Nvidia is now worth $3.5 trillion and the largest company on earth once again because Jensen Huang thinks every single thing we do is about to be broken down into tokens — not crypto tokens, but AI tokens. These are the chunks of data artificial intelligence eats, learns from, and generates.
According to the Financial Times, Jensen is betting that this massive change in how information is processed will fuel the next phase of global computing — and he’s betting everything on it.
The company reported $44 billion in revenue for the quarter ending in April, blowing past expectations with a 69% year-on-year increase. Analysts tracked by LSEG didn’t see that coming.

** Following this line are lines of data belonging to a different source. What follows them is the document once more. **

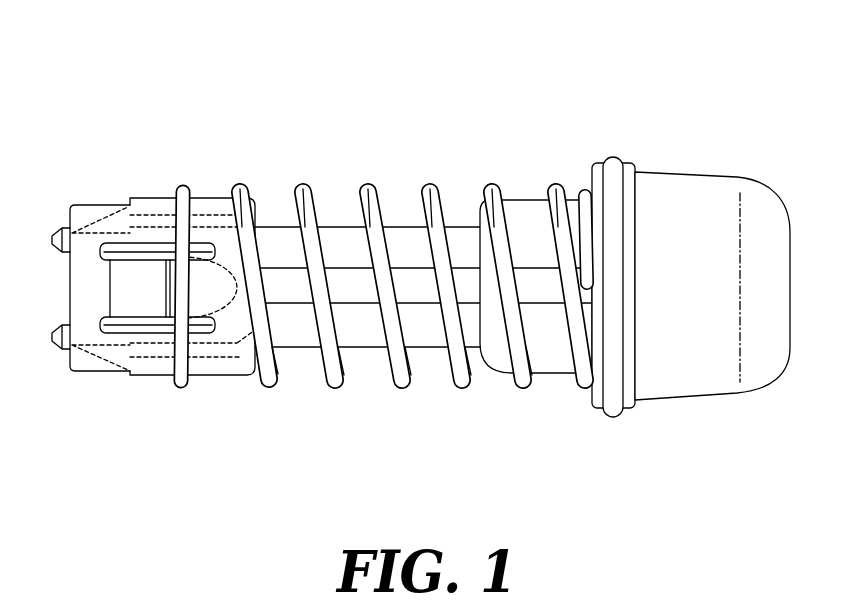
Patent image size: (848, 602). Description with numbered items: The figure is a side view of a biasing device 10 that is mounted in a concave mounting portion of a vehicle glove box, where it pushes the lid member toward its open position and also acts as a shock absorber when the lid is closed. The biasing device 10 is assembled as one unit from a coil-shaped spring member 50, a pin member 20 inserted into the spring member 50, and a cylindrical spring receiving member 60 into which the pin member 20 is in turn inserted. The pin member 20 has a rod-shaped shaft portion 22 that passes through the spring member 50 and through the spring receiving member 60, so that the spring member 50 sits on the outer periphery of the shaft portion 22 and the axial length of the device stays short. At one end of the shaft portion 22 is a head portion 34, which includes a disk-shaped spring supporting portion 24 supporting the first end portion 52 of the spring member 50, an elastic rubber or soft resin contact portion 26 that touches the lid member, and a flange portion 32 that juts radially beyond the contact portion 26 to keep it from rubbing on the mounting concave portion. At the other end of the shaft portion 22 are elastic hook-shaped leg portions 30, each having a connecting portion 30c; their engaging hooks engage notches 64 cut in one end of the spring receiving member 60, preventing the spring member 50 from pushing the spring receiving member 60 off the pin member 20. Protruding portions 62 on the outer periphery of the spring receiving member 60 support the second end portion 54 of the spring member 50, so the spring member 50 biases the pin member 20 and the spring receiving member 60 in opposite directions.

The biasing device 10 is at (412, 250).
The pin member 20 is at (522, 197).
The shaft portion 22 is at (400, 238).
The spring supporting portion 24 is at (592, 174).
The contact portion 26 is at (718, 183).
The leg portions 30 is at (158, 250).
The connecting portion 30c is at (50, 240).
The flange portion 32 is at (632, 243).
The head portion 34 is at (674, 223).
The spring member 50 is at (384, 272).
The first end portion 52 is at (585, 190).
The second end portion 54 is at (182, 345).
The spring receiving member 60 is at (143, 208).
The protruding portions 62 is at (145, 297).
The notches 64 is at (89, 204).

Nvidia holds a 71% gross margin, which is basically unheard of for a company with that kind of scale. This isn’t hype anymore. The market believes the AI chip war has already been won, and for now, it’s not even close.

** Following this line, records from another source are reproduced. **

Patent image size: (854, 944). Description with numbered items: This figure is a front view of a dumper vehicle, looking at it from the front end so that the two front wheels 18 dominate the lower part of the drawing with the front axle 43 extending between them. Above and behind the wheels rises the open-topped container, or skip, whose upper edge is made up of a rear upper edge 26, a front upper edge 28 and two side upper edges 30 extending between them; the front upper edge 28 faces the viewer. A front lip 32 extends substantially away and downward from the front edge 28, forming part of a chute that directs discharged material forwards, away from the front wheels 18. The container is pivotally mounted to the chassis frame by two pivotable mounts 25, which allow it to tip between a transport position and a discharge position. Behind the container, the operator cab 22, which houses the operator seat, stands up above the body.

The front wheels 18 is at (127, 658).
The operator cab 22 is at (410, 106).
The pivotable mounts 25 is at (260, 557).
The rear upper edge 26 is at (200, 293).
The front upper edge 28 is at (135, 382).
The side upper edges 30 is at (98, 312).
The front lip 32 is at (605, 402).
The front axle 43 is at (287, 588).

Nvidia’s momentum didn’t come without setbacks. The company had to write down $4.5 billion after being cut off from China, a country it previously estimated could generate $50 billion in yearly revenue. With Donald Trump back in the White House, export rules have tightened.
Nvidia is no longer allowed to sell its best-performing chips to China and had to offer downgraded versions. Even those got blocked. Instead of trashing everything, the company repurposed unsold inventory to cushion the blow.

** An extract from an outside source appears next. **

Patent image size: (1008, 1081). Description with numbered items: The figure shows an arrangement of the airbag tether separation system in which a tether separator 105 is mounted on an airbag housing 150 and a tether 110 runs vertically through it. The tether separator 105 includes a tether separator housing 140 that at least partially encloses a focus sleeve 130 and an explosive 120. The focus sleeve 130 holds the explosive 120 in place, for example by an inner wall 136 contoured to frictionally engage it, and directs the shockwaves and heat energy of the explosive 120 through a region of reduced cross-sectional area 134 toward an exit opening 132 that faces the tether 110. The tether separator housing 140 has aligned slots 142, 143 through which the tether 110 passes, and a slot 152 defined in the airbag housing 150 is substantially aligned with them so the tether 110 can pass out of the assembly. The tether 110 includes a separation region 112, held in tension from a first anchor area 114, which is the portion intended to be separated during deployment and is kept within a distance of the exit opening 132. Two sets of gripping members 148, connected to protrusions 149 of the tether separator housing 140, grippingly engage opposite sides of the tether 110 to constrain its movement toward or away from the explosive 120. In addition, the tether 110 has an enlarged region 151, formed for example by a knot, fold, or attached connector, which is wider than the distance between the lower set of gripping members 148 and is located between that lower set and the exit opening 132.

Somehow, despite all that, Nvidia raised its guidance. Analysts at Morgan Stanley assumed revenue for the next quarter would dip to $43.5 billion because of the $5 billion in missed China sales.
Instead, Nvidia expects $45 billion, and that’s after confirming it’ll lose $8 billion in shipments. The shortfall got even worse, but the company still thinks it can make more money.
With China off the map, new players are stepping in. Saudi Arabia, the United Arab Emirates, and Taiwan are launching government-backed AI projects called “sovereign AI.”
They’re not buying hardware to compete; they’re building their own AI ecosystems with Nvidia chips at the center. Jensen is flying to Europe next week for high-level meetings that could expand this further.
Big tech is also pushing forward. Alphabet and Oracle are pouring cash into giant new data centers, and they’re going to need chips. A lot of them.
Nvidia’s newest Blackwell chips are already being snapped up faster than expected, even before they fully launch. Demand is growing fast not just because more people are using AI, but because the models themselves are now way more complex.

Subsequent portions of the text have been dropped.